In order to run this script inside the juicer script, there is a call for nvcc which is the CUDA Compiler Driver (1. Introduction — NVIDIA CUDA Compiler Driver 12.9 documentation).
But it seems that this command is not disponible in cudatoolkit, or not named the same way maybe?

I can give you all modules I use, but HiCCUPS (and maybe Arrowhead also) is the only one that needs a GPU to works.

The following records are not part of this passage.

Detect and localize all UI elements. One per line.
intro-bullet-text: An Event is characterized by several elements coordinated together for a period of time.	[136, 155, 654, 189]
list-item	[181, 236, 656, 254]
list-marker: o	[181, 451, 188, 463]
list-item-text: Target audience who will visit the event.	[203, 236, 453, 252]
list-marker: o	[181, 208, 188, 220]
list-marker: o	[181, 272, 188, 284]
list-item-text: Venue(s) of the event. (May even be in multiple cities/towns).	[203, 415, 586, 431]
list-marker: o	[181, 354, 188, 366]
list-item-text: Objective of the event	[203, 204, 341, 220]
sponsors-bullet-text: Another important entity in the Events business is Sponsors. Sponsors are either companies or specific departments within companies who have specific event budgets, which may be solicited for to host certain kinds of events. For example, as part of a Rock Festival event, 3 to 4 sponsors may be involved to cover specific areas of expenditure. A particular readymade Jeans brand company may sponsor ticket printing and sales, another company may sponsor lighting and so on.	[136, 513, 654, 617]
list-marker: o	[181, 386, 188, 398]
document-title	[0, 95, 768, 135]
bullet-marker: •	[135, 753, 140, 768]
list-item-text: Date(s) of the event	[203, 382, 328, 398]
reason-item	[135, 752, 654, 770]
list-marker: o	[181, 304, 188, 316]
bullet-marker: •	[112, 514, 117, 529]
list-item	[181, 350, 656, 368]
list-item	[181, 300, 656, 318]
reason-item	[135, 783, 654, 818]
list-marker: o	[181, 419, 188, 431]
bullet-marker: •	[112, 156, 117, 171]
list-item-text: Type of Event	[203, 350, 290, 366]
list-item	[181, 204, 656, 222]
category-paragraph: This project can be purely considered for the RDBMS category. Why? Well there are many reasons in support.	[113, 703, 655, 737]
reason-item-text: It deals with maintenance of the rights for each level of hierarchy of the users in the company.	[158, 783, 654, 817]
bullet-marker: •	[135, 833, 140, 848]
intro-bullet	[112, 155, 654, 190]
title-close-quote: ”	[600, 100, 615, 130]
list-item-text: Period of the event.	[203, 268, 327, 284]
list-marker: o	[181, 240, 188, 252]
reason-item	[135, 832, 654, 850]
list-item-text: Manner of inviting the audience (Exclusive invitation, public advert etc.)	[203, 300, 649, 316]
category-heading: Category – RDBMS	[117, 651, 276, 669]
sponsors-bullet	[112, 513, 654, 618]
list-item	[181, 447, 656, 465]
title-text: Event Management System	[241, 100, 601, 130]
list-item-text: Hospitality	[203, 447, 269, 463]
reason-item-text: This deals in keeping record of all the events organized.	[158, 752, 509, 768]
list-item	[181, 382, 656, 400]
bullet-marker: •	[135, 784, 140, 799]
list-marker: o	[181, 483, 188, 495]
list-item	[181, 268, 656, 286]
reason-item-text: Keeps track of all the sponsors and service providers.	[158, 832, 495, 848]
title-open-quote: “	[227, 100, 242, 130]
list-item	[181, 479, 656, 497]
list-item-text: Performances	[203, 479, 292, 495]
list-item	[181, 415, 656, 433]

It is not possible to set the device number in my software parameter. I modified the juicer.sh script in order to add the following line in the SLURM job parameter settings :

#SBATCH --partition=gpu
#SBATCH --account=humancells_hmga_ko_dynamics_hi_c
#SBATCH --gres=gpu:3g.20gb:1

Like in the setting for HiCCUPS calling :

#!/bin/bash -l
	#SBATCH -p $queue
	#SBATCH --mem-per-cpu=16G
	#SBATCH -o $debugdir/arrowhead_wrap-%j.out
	#SBATCH -e $debugdir/arrowhead_wrap-%j.err
	#SBATCH -t $queue_time
	#SBATCH --ntasks=1
	#SBATCH --partition=gpu
	#SBATCH --account=humancells_hmga_ko_dynamics_hi_c
	#SBATCH --gres=gpu:3g.20gb:1
	#SBATCH -J "${groupname}_arrowhead_wrap"
	${sbatch_wait}

Apparently it is also possible to set the number of visible devices using this parameter line:
#SBATCH --export=CUDA_VISIBLE_DEVICES=[number_of_device].

If I am right, the line

load: spack load cuda@8.0.61 arch= && CUDA_VISIBLE_DEVICES=0,1,2,3

Is used in a part of the script refered as "Aiden Lab specific check". It is at line 121 in the juicer.sh script. So I am not sure it needs to be taken into account?

The "Aiden Lab specific check" needs to use spack to be ran but this command/module is not disponible in the Core Cluster environment apparently. Anyway, I do not really need it for the script to work.